Impermanent Loss
Understanding Impermanent Loss. Turn your loss to assets...

What Is Impermanent Loss?

Impermanent loss describes the temporary loss of funds occasionally experienced by liquidity providers because of volatility in a trading pair.
This also illustrates how much more money someone would have had if they simply held onto their assets instead of providing liquidity.
Liquidity pools often feature two assets — and while one might be a stable coin such as USDT.e, the other could be a more volatile cryptocurrency such as ZUBAX.

How did it happen?

Let’s imagine that a provider needs to offer equal levels of liquidity in both USDT.e and ZUBAX — but suddenly, the price of ZUBAX goes up.
This creates an irresistible opportunity for arbitrage because the price of ZUBAX in the liquidity pool now doesn’t reflect what’s going on in the real world.
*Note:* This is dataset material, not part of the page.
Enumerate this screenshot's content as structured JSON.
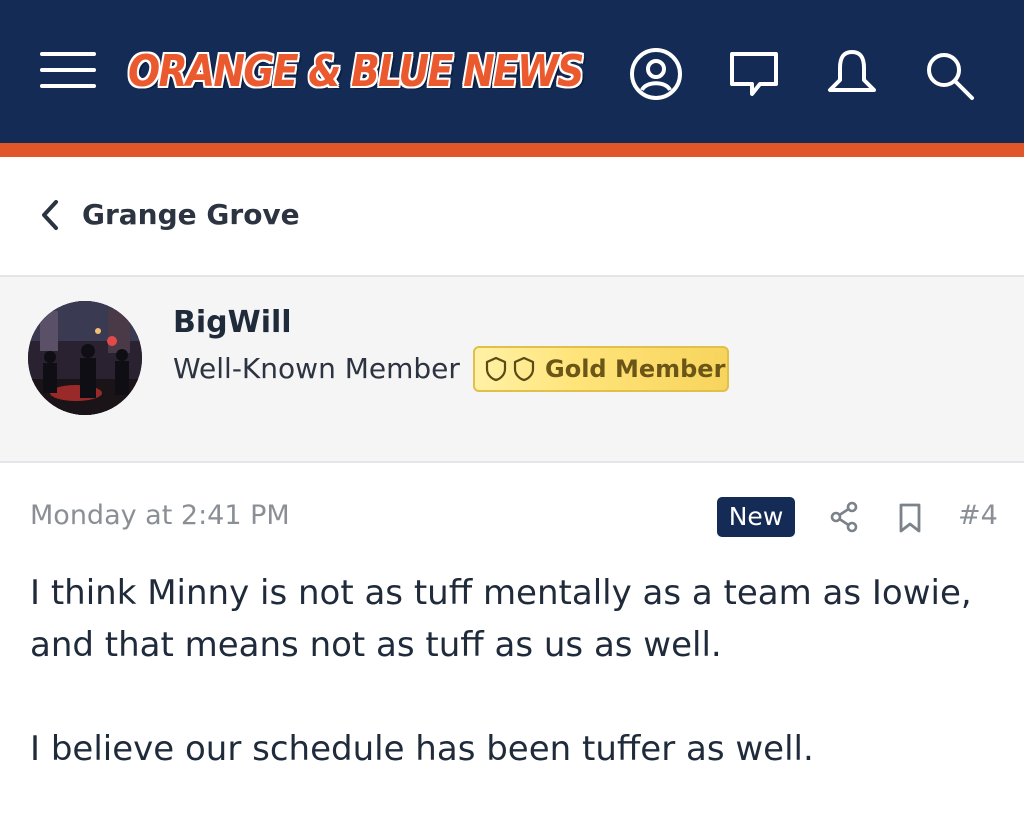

To ensure the ratio of USDT.e to ZUBAX remains balanced, other traders will buy ZUBAX at a discounted rate until there’s equilibrium again.
After arbitrage, a liquidity provider may end up with a greater amount of USDT.e and slightly less ZUBAX. Impermanent loss assesses the current value of their assets against what they would be worth if left sitting pretty in an exchange. It's not as bad as it sounds (especially if you like both of the assets on the LP pair). If you hold USDT.e-ZUBAX LP tokens and ZUBAX goes down in price, if you withdraw liquidity, you will just have more ZUBAX -- YAY... you will have suffered a little bit of impermanent loss on USDT.e in exchange for that -- big deal! You're now a few tigers richer!
The loss only becomes permanent if a provider decides to withdraw their liquidity for goods.